— Вы были знакомы с Ником до того, как у него произошел нервный срыв? — спрашивает Дина тоном следователя.
Фрэн улыбается про себя, она будто ждала этого вопроса.
— Я скорее назвала бы это прорывом, — отвечает она.
— А-а-а-а-а-а!!!
Моя первая мысль — это что кто-то решил на свою беду прислушаться к ее словам. Но потом стройность первого ряда стульев оказывается нарушенной, и меня бросает на Фрэн: я довольно сильно попадаю ей плечом по лицу. Ее откидывает назад, а я приземляюсь на нее. Так мы и лежим крест-накрест. Вытягиваю шею, чтобы понять, что за сила нас опрокинула, и вижу Ника. Он взгромоздился на стул и уселся на колени около блондина, сидящего на втором (теперь уже первом) ряду и прижимающего ладони к лицу, рассеченному осколками пивной бутылки.

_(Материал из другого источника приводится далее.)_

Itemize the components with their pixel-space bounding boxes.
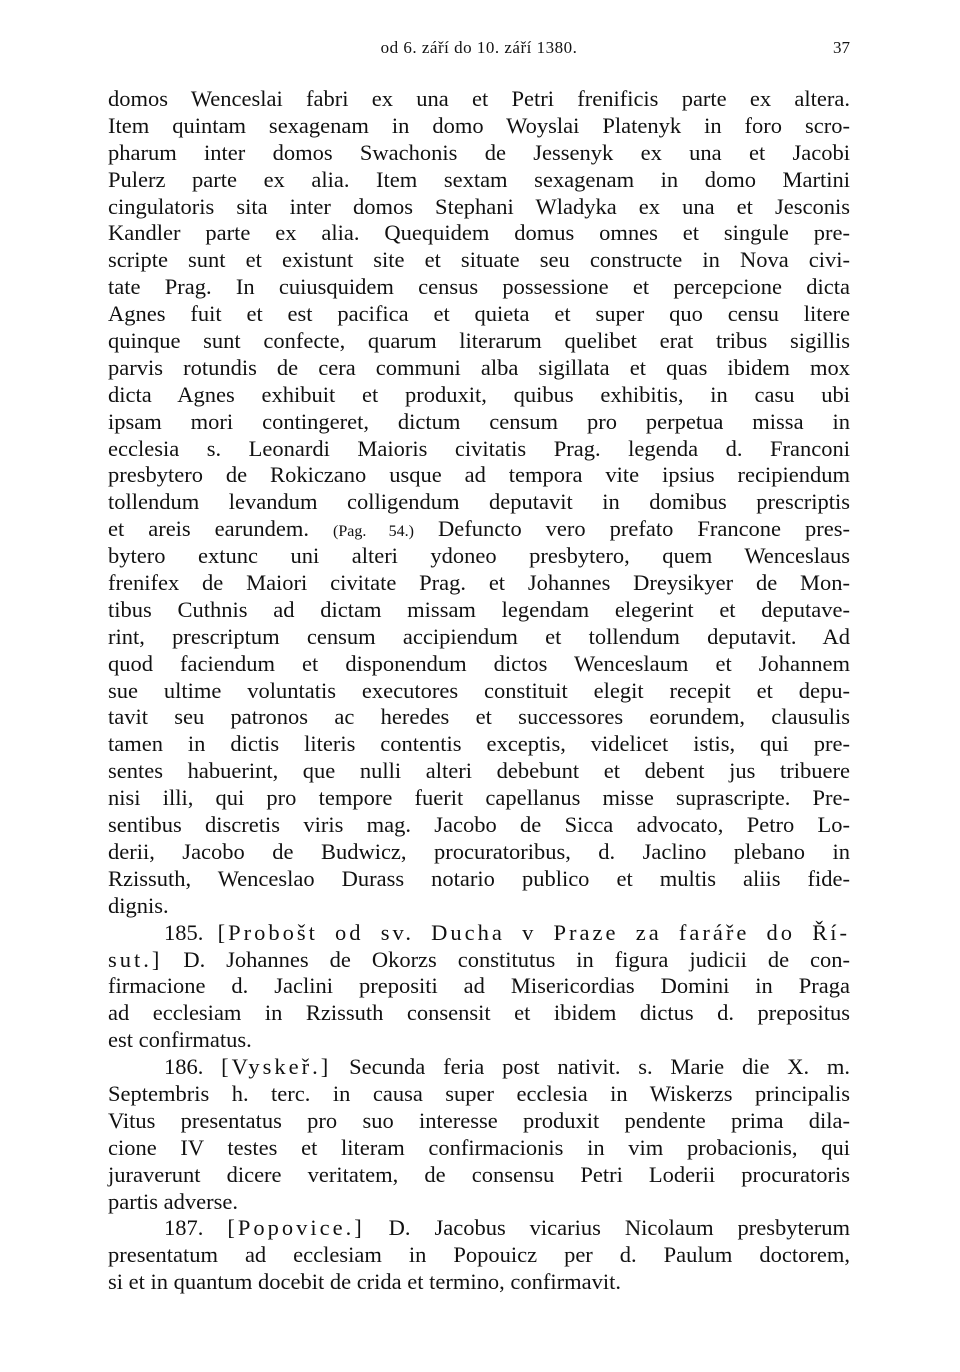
text-line: ecclesia s. Leonardi Maioris civitatis Prag. legenda d. Franconi	[108, 435, 850, 461]
text-line: domos Wenceslai fabri ex una et Petri frenificis parte ex altera.	[108, 86, 850, 111]
text-line: presentatum ad ecclesiam in Popouicz per d. Paulum doctorem,	[108, 1242, 850, 1268]
text-line: pharum inter domos Swachonis de Jessenyk ex una et Jacobi	[108, 139, 850, 165]
text-segment: 187.	[164, 1215, 228, 1241]
text-line	[108, 1054, 850, 1081]
text-line: ad ecclesiam in Rzissuth consensit et ibidem dictus d. prepositus	[108, 1000, 850, 1026]
text-line: bytero extunc uni alteri ydoneo presbytero, quem Wenceslaus	[108, 543, 850, 569]
text-line: rint, prescriptum censum accipiendum et tollendum deputavit. Ad	[108, 623, 850, 649]
text-line: partis adverse.	[108, 1188, 238, 1214]
running-head: od 6. září do 10. září 1380.	[380, 38, 578, 57]
text-line: dicta Agnes exhibuit et produxit, quibus exhibitis, in casu ubi	[108, 381, 850, 407]
text-line: tavit seu patronos ac heredes et successores eorundem, clausulis	[108, 704, 850, 730]
text-line: dignis.	[108, 892, 169, 918]
text-line: si et in quantum docebit de crida et termino, confirmavit.	[108, 1269, 621, 1295]
entry-heading: [Popovice.]	[227, 1215, 365, 1241]
text-line	[108, 516, 850, 543]
text-line: derii, Jacobo de Budwicz, procuratoribus, d. Jaclino plebano in	[108, 838, 850, 864]
entry-heading: [Probošt od sv. Ducha v Praze za faráře do Ří-	[217, 919, 851, 945]
text-segment: 186.	[164, 1054, 222, 1080]
text-line	[108, 1215, 850, 1242]
text-line: Kandler parte ex alia. Quequidem domus omnes et singule pre-	[108, 220, 850, 246]
text-line	[108, 920, 850, 947]
text-line: est confirmatus.	[108, 1027, 252, 1053]
text-line	[108, 947, 850, 974]
text-line: cione IV testes et literam confirmacionis in vim probacionis, qui	[108, 1134, 850, 1160]
text-line: presbytero de Rokiczano usque ad tempora vite ipsius recipiendum	[108, 462, 850, 488]
text-line: ipsam mori contingeret, dictum censum pro perpetua missa in	[108, 408, 850, 434]
text-segment: 185.	[164, 919, 218, 945]
text-line: juraverunt dicere veritatem, de consensu Petri Loderii procuratoris	[108, 1161, 850, 1187]
text-line: Agnes fuit et est pacifica et quieta et super quo censu litere	[108, 301, 850, 327]
text-segment: Defuncto vero prefato Francone pres-	[414, 516, 850, 542]
entry-heading: [Vyskeř.]	[221, 1054, 332, 1080]
text-line: nisi illi, qui pro tempore fuerit capellanus misse suprascripte. Pre-	[108, 785, 850, 811]
text-line: Vitus presentatus pro suo interesse produxit pendente prima dila-	[108, 1107, 850, 1133]
text-line: tollendum levandum colligendum deputavit in domibus prescriptis	[108, 489, 850, 515]
text-segment: D. Johannes de Okorzs constitutus in figura judicii de con-	[162, 946, 850, 972]
text-line: Pulerz parte ex alia. Item sextam sexagenam in domo Martini	[108, 166, 850, 192]
text-line: scripte sunt et existunt site et situate seu constructe in Nova civi-	[108, 247, 850, 273]
page-reference: (Pag. 54.)	[332, 523, 414, 541]
text-line: Septembris h. terc. in causa super ecclesia in Wiskerzs principalis	[108, 1080, 850, 1106]
text-line: sue ultime voluntatis executores constituit elegit recepit et depu-	[108, 677, 850, 703]
text-line: quod faciendum et disponendum dictos Wenceslaum et Johannem	[108, 650, 850, 676]
text-line: Item quintam sexagenam in domo Woyslai Platenyk in foro scro-	[108, 112, 850, 138]
text-line: cingulatoris sita inter domos Stephani Wladyka ex una et Jesconis	[108, 193, 850, 219]
text-line: tibus Cuthnis ad dictam missam legendam elegerint et deputave-	[108, 596, 850, 622]
text-line: tamen in dictis literis contentis exceptis, videlicet istis, qui pre-	[108, 731, 850, 757]
text-segment: Secunda feria post nativit. s. Marie die X. m.	[331, 1054, 851, 1080]
body-text	[108, 86, 850, 1296]
text-line: quinque sunt confecte, quarum literarum quelibet erat tribus sigillis	[108, 328, 850, 354]
text-segment: et areis earundem.	[108, 516, 333, 542]
entry-heading: sut.]	[108, 946, 163, 972]
page-header	[108, 38, 850, 62]
text-line: frenifex de Maiori civitate Prag. et Johannes Dreysikyer de Mon-	[108, 570, 850, 596]
text-line: firmacione d. Jaclini prepositi ad Misericordias Domini in Praga	[108, 973, 850, 999]
text-line: Rzissuth, Wenceslao Durass notario publico et multis aliis fide-	[108, 865, 850, 891]
text-line: tate Prag. In cuiusquidem census possessione et percepcione dicta	[108, 274, 850, 300]
text-line: parvis rotundis de cera communi alba sigillata et quas ibidem mox	[108, 354, 850, 380]
page-number: 37	[833, 38, 850, 57]
text-line: sentes habuerint, que nulli alteri debebunt et debent jus tribuere	[108, 758, 850, 784]
text-segment: D. Jacobus vicarius Nicolaum presbyterum	[364, 1215, 851, 1241]
text-line: sentibus discretis viris mag. Jacobo de Sicca advocato, Petro Lo-	[108, 812, 850, 838]
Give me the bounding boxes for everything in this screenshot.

— А-а-а-а-а! — вопит блондин.
— Я исцелю твои раны! — кричит Ник. — Я исцелю твои раны!
— Ублюдок, — шипит Фрэн, все еще лежа подо мной. — Ты набросился на меня! Чертов ублюдок.

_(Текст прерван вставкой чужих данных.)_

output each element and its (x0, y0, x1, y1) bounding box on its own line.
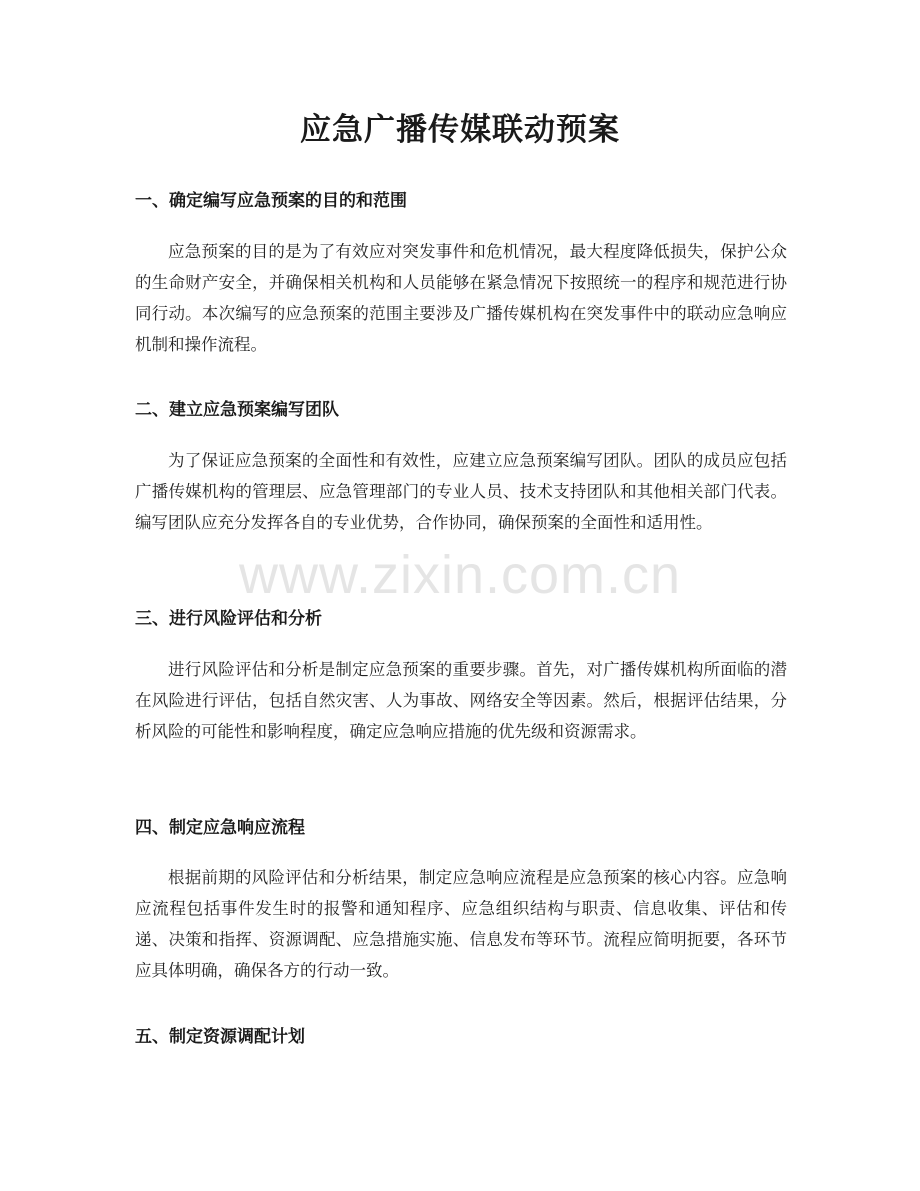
section-heading-1: 一、确定编写应急预案的目的和范围 (135, 191, 407, 211)
document-title: 应急广播传媒联动预案 (300, 112, 620, 148)
section-body-2: 为了保证应急预案的全面性和有效性，应建立应急预案编写团队。团队的成员应包括广播传媒机构的管理层、应急管理部门的专业人员、技术支持团队和其他相关部门代表。编写团队应充分发挥各自的专业优势，合作协同，确保预案的全面性和适用性。 (135, 451, 787, 532)
watermark-text: www.zixin.com.cn (238, 545, 682, 605)
section-heading-3: 三、进行风险评估和分析 (135, 609, 322, 629)
section-heading-4: 四、制定应急响应流程 (135, 818, 305, 838)
section-body-1: 应急预案的目的是为了有效应对突发事件和危机情况，最大程度降低损失，保护公众的生命财产安全，并确保相关机构和人员能够在紧急情况下按照统一的程序和规范进行协同行动。本次编写的应急预案的范围主要涉及广播传媒机构在突发事件中的联动应急响应机制和操作流程。 (135, 242, 787, 354)
section-body-4: 根据前期的风险评估和分析结果，制定应急响应流程是应急预案的核心内容。应急响应流程包括事件发生时的报警和通知程序、应急组织结构与职责、信息收集、评估和传递、决策和指挥、资源调配、应急措施实施、信息发布等环节。流程应简明扼要，各环节应具体明确，确保各方的行动一致。 (135, 868, 787, 980)
section-heading-5: 五、制定资源调配计划 (135, 1027, 305, 1047)
section-body-3: 进行风险评估和分析是制定应急预案的重要步骤。首先，对广播传媒机构所面临的潜在风险进行评估，包括自然灾害、人为事故、网络安全等因素。然后，根据评估结果，分析风险的可能性和影响程度，确定应急响应措施的优先级和资源需求。 (135, 660, 787, 741)
section-heading-2: 二、建立应急预案编写团队 (135, 400, 339, 420)
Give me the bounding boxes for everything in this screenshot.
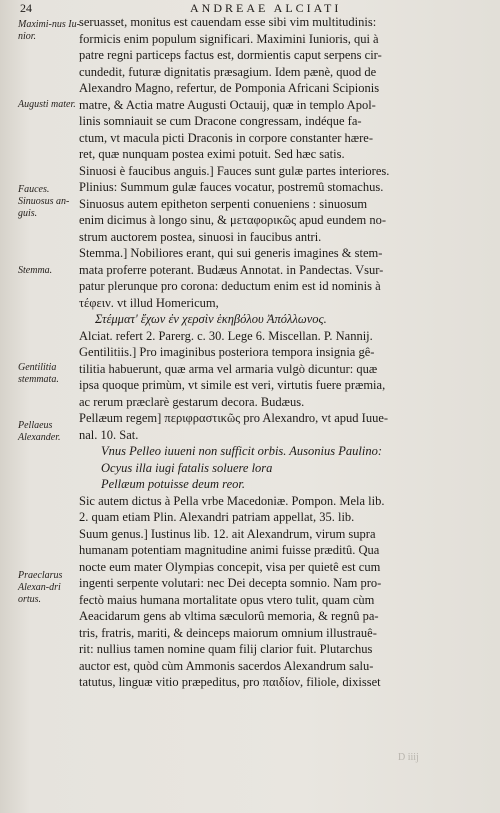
text-line: tris, fratris, mariti, & deinceps maiorum omnium illustrauê- [79,625,377,640]
margin-note-praeclarus: Praeclarus Alexan-dri ortus. [18,570,63,605]
margin-note-maximinus: Maximi-nus Iu-nior. [18,19,80,42]
text-line: Alexandro Magno, refertur, de Pomponia Africani Scipionis [79,81,380,95]
text-line: linis somniauit se cum Dracone congressam, indéque fa- [79,114,362,128]
margin-note-gentilitia: Gentilitia stemmata. [18,362,59,385]
text-line: ipsa quoque primùm, vt simile est veri, virtutis fuere præmia, [79,378,386,392]
margin-note-stemma: Stemma. [18,265,53,276]
text-line: ac rerum præclarè gestarum decora. Budæus. [79,394,305,409]
text-line: Sinuosus autem epitheton serpenti conueniens : sinuosum [79,196,368,211]
text-line: humanam potentiam magnitudine animi fuisse præditû. Qua [79,543,380,557]
verse-line: Vnus Pelleo iuueni non sufficit orbis. Ausonius Paulino: [101,444,383,458]
lemma-line: Pellæum regem] περιφραστικῶς pro Alexandro, vt apud Iuue- [79,411,389,425]
greek-quote-line: Στέμματ' ἔχων ἐν χερσὶν ἑκηβόλου Ἀπόλλωνος. [95,312,327,326]
text-line: mata proferre poterant. Budæus Annotat. in Pandectas. Vsur- [79,262,384,277]
lemma-line: Suum genus.] Iustinus lib. 12. ait Alexandrum, virum supra [79,526,376,541]
margin-note-pellaeus: Pellaeus Alexander. [18,420,61,443]
text-line: Alciat. refert 2. Parerg. c. 30. Lege 6. Miscellan. P. Nannij. [79,328,373,343]
text-line: Sic autem dictus à Pella vrbe Macedoniæ. Pompon. Mela lib. [79,493,385,508]
main-text [79,14,484,691]
margin-note-augusti: Augusti mater. [18,99,76,110]
lemma-line: Sinuosi è faucibus anguis.] Fauces sunt gulæ partes interiores. [79,163,390,178]
text-line: τέφειν. vt illud Homericum, [79,295,219,310]
text-line: cundedit, futuræ dignitatis præsagium. Idem pænè, quod de [79,64,377,79]
text-line: patre regni particeps factus est, dormientis caput serpens cir- [79,48,382,62]
text-line: seruasset, monitus est cauendam esse sibi vim multitudinis: [79,15,377,29]
text-line: tatutus, linguæ vitio præpeditus, pro παιδίον, filiole, dixisset [79,675,381,689]
text-line: enim dicimus à longo sinu, & μεταφορικῶς apud eundem no- [79,213,387,227]
text-line: nal. 10. Sat. [79,427,139,442]
text-line: auctor est, quòd cùm Ammonis sacerdos Alexandrum salu- [79,658,374,673]
verse-line: Pellæum potuisse deum reor. [101,477,245,491]
text-line: nocte eum mater Olympias concepit, visa per quietê est cum [79,559,381,574]
text-line: Aeacidarum gens ab vltima sæculorû memoria, & regnû pa- [79,609,379,623]
margin-note-fauces: Fauces. Sinuosus an-guis. [18,184,70,219]
text-line: formicis enim populum significari. Maximini Iunioris, qui à [79,31,379,46]
text-line: fectò maius humana mortalitate opus vtero tulit, quam cùm [79,592,375,607]
running-title: ANDREAE ALCIATI [190,1,342,15]
lemma-line: Stemma.] Nobiliores erant, qui sui generis imagines & stem- [79,246,383,260]
lemma-line: Gentilitiis.] Pro imaginibus posteriora tempora insignia gê- [79,345,375,359]
text-line: ingenti serpente volutari: nec Dei decepta somnio. Nam pro- [79,576,382,590]
text-line: Plinius: Summum gulæ fauces vocatur, postremû stomachus. [79,180,384,194]
text-line: patur plerunque pro corona: deductum enim est id nominis à [79,279,381,293]
text-line: strum auctorem postea, sinuosi in faucibus antri. [79,229,322,244]
text-line: matre, & Actia matre Augusti Octauij, quæ in templo Apol- [79,97,376,112]
text-line: 2. quam etiam Plin. Alexandri patriam appellat, 35. lib. [79,510,355,524]
text-line: rit: nullius tamen nomine quam filij clarior fuit. Plutarchus [79,642,373,656]
text-line: ret, quæ nunquam postea eximi potuit. Sed hæc satis. [79,147,345,161]
verse-line: Ocyus illa iugi fatalis soluere lora [101,460,273,475]
bleed-through-signature: D iiij [398,752,419,763]
page-number: 24 [20,1,32,15]
text-line: ctum, vt macula picti Draconis in corpore constanter hære- [79,130,373,145]
text-line: tilitia habuerunt, quæ arma vel armaria vulgò dicuntur: quæ [79,361,378,376]
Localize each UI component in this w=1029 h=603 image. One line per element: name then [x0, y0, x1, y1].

Это первое слово, подчеркнутое ею искренне и спонтанно.
Можете мне поверить: драка для здешнего персонала — не новость. Через несколько секунд после выходки Ника отовсюду набежали медбратья — человек пять-шесть — и схватили его, меня оттащили от Фрэн, куда-то увезли блондина и восстановили порядок. Оказывается, люди в белых халатах просто прятались.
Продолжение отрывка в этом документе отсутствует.